Se podía ir. Fuera, al patio. Abajo, al sótano. A la plaza. Coger el metro. Y sin embargo no había ningún sitio… ningún sitio en el que él… nada.
Oyó cómo su madre iba hacia el teléfono, marcaba un número con muchas cifras. El de su padre, probablemente. Oskar sintió un pequeño escalofrío.
Se echó el edredón por encima, se sentó con la cabeza contra la pared, escuchando retazos de la conversación entre sus padres. Si él pudiera hablar con su padre. Pero no podía. Nunca funcionaba.
Se colocó el edredón haciendo como si fuera un jefe indio, impasible ante todo, mientras la voz de su madre subía de tono. Después de un rato empezó a gritar y el jefe indio se derrumbó en la cama, apretando el edredón, las manos contra los oídos.
Había tanto silencio dentro de la cabeza. Es… el espacio.
Oskar convirtió rayas, colores y puntos ante sus ojos en planetas, en lejanos sistemas solares a través de los cuales viajaba. Aterrizó en una cometa, voló un rato sobre ella, saltó y se quedó flotando libremente en el espacio hasta que tiraron del cobertor y abrió los ojos.
Allí estaba su madre. Con los labios apretados. Su voz, un cortante staccato al hablar:
– Bueno. Ahora me ha contado tu padre… que él… el sábado… que tú… ¿dónde estuviste? ¿Eh? ¿Dónde estuviste? ¿Me puedes contestar a eso?
Su madre tiró del edredón, justo sobre su cara, y el cuello se le tensó como una soga.
– Ya no vas a volver a ir allí más. Nunca más. ¿Me oyes? ¿Por qué no me has dicho nada? Desde luego… ese cabrón. Ésos no deberían tener hijos. No va a volver a verte. Se puede quedar allí bebiendo todo lo quiera. ¿Me oyes? No le necesitamos para nada. Estoy tan…
Su madre se dio media vuelta, alejándose de la cama salió de la habitación dando un portazo que hizo temblar las paredes. Oskar oyó cómo enseguida volvió a marcar el largo número, lanzó un taco al equivocarse en uno y empezó de nuevo. Unos segundos después de que hubiera marcado la última cifra, empezó otra vez a gritar.
Oskar se deslizó fuera de la cama, cogió la bolsa de gimnasia y salió al pasillo, donde su madre estaba tan ocupada gritando a su padre que no notó siquiera que él se ponía las botas y, sin atárselas, se dirigía hacia la puerta.

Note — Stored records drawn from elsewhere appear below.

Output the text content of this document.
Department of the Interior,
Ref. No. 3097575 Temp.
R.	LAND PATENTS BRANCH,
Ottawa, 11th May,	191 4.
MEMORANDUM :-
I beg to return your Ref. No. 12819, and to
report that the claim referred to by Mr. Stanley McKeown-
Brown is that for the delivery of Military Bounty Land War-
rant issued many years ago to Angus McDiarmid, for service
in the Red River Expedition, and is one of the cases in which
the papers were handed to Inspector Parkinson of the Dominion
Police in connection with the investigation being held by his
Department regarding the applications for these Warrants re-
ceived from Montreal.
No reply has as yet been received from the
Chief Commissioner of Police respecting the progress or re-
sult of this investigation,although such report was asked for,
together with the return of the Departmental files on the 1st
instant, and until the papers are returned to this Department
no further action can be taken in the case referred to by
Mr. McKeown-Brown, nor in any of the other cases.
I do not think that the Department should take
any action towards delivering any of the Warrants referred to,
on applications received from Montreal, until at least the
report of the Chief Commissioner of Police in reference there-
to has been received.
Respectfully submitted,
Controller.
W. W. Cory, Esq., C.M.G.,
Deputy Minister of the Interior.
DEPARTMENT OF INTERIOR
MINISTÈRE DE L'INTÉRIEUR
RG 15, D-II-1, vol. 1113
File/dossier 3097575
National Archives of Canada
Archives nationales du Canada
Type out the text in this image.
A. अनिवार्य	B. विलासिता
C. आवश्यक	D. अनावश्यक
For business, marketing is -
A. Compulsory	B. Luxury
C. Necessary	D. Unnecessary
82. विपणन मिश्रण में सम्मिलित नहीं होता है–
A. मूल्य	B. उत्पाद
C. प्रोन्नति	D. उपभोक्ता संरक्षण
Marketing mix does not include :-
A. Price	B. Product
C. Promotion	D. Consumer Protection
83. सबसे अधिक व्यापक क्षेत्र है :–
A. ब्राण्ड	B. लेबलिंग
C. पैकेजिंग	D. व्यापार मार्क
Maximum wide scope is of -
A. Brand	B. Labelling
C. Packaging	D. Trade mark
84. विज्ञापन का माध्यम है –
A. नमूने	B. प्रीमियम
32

No le vio hasta que estaba ya en el rellano de la escalera.
– ¿Oye? ¿Adónde vas?
Oskar dio un portazo y bajó las escaleras corriendo, siguió corriendo con las botas desatadas hacia la piscina.
– Roger, Prebbe…
Jimmy señalaba con el tenedor de plástico a los dos que salían del metro. El bocado de ensalada con gambas que Jonny acababa de darle a su rollito se le quedó atragantado a medio camino y se vio obligado a tragar una vez más para poderlo pasar. Miró a su hermano con cara interrogante, pero la atención de Jimmy se hallaba concentrada en los dos que se acercaban pesadamente hasta el puesto de salchichas, saludando.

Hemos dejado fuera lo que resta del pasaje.